Seperti bunga yang tercantik yang lebih baik tetap hidup; hingga layu, hingga mati, hingga berganti yang baru. Jangan pernah dipetik atau diambil tanpa tujuan.
Sampai detik ini. Aku tidak pernah satu kalipun memetik bunga, kecuali bunga itu jatuh karena air hujan dan angin. Atau karena aku benar-benar ingin menyimpan bunga seperti bunga Tatenbuya yang tidak tumbuh di desaku.
Maka jelaslah, anak laki-laki serupa elang di hadapanku menyulut amarah yang tidak tau aku miliki. Aku marah. Puncak kemarahan ku sederhana. Aku melipir pergi.
Sayangnya, pak kadus tiba-tiba menyeletuk ide gagasan ala orangtua yang malas bila acara pembagian paket sembako ini ricuh oleh anak-anak kecil penasaran yang berisik seperti bebek.
Tentu saja idenya tidak bagus, terutama untukku.
"Kala." Panggil beliau padaku.
Aku menghela nafas. Beginilah jadinya menjadi anak ayah, sahabat pak kadus yang selama puluhan tahun tidak karuniai anak. Tentu aku di anggap anak beliau juga dan sasaran beliau juga dalam hal-hal tertentu.
"Ajak teman-temanmu main petak umpet sana dan ajak Hugo juga."

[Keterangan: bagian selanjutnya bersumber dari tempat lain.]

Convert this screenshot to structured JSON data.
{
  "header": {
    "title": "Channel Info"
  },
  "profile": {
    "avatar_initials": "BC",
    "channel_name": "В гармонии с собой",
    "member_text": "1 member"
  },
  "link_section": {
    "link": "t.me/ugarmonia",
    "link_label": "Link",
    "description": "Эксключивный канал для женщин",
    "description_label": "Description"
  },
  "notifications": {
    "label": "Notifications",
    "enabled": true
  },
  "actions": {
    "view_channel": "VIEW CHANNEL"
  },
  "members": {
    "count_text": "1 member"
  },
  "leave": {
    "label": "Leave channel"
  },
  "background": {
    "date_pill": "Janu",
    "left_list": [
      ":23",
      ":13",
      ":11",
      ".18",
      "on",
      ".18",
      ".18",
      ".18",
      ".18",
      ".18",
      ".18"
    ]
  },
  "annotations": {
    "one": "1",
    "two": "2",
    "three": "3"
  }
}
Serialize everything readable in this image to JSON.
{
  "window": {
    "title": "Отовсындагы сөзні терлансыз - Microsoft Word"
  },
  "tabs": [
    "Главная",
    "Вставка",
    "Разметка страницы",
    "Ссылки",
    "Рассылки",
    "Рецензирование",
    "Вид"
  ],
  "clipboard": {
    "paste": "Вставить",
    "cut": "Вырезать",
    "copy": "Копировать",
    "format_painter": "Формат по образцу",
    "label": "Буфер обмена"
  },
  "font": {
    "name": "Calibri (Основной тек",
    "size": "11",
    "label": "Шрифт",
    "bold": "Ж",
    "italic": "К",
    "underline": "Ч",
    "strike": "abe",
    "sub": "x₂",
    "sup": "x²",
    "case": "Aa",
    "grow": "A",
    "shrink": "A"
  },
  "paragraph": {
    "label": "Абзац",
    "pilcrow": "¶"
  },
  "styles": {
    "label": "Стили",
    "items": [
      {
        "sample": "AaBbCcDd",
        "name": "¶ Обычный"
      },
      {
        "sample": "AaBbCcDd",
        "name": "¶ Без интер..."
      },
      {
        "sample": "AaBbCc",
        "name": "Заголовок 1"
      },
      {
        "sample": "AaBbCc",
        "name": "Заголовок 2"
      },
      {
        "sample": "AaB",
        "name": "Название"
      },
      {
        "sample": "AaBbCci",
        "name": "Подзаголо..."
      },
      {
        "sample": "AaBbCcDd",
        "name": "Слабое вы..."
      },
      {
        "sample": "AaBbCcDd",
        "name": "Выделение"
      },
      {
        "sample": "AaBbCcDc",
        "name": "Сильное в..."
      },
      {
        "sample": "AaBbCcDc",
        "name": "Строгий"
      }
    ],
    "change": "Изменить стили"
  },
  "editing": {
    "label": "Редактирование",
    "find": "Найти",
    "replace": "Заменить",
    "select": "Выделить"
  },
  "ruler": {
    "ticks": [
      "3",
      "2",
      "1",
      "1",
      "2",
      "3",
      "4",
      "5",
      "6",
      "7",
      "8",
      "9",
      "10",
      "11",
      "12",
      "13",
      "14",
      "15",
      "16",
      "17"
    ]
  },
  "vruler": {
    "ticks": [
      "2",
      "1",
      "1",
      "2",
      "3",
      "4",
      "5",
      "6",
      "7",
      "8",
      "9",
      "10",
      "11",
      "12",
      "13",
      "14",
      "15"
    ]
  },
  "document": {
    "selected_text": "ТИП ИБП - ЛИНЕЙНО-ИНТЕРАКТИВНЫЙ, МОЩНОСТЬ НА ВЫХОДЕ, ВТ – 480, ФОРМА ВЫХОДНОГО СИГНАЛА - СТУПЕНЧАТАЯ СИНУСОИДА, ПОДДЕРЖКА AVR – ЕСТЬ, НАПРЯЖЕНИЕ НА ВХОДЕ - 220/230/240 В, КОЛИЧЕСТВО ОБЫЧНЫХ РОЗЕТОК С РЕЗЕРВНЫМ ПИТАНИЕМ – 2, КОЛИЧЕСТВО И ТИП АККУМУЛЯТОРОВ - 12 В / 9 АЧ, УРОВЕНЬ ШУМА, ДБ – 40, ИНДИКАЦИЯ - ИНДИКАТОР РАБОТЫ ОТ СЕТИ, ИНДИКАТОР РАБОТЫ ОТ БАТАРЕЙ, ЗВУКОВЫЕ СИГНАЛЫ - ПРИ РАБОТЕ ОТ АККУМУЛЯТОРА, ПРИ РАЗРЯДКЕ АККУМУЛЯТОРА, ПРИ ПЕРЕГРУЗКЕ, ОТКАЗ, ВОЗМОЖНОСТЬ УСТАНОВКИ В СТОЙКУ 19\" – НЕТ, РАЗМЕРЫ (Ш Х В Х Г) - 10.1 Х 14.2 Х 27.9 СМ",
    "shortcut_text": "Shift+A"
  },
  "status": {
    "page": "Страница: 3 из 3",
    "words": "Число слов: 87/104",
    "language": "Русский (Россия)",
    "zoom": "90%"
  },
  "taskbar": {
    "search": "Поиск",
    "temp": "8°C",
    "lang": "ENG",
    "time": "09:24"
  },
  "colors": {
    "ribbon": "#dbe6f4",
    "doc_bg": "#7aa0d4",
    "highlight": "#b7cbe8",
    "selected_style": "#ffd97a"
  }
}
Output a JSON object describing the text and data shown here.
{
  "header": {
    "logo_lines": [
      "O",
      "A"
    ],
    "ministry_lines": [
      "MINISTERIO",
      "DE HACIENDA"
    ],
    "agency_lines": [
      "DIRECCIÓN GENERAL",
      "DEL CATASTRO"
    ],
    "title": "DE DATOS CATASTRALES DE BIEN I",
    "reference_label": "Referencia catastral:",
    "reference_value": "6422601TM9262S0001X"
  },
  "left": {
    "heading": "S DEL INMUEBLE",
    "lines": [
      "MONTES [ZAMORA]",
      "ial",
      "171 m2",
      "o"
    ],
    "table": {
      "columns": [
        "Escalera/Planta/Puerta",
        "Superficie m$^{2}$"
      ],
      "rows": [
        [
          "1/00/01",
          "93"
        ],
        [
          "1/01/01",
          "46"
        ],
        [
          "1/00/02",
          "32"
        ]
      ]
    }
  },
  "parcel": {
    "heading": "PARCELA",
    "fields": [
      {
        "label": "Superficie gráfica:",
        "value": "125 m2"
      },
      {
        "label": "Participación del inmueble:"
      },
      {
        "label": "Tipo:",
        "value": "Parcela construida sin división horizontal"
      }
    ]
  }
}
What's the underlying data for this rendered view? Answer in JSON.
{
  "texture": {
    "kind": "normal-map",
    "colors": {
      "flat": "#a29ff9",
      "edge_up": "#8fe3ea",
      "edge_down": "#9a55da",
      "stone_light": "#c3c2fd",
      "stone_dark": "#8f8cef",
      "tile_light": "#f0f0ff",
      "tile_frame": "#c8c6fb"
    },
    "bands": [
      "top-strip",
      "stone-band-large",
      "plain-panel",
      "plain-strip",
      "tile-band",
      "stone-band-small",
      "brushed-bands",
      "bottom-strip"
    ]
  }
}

Aku mengerutkan kening. mendengar nama yang seumur hidup tidak pernah kudengar.
"Hugo." Ujar pak kadus sambil menunjuk Hugo si anak laki-laki bermata abu-abu.
Anak elang itu tiba-tiba menatapku lagi. Entah bukan cuma matanya yang setajam elang tapi telinga nya juga. Karena aku sendiri tidak menyangka suara pak kadus yang berdiri tepat di sebelahku dengan jarak lima meter di depan Hugo bisa di dengarnya.
Keningku berkerut makin dalam. Tatapanku lalu beralih ke arah anak-anak kecil lain. Yang tampaknya juga mendengar perintah pak kadus padaku. Tidak sepertiku, mereka tampak semangat. Sama sekali tidak takut dengan keberadaan Hugo. Sekalipun aura dan ciri fisiknya sangat berbeda dari semua orang disini.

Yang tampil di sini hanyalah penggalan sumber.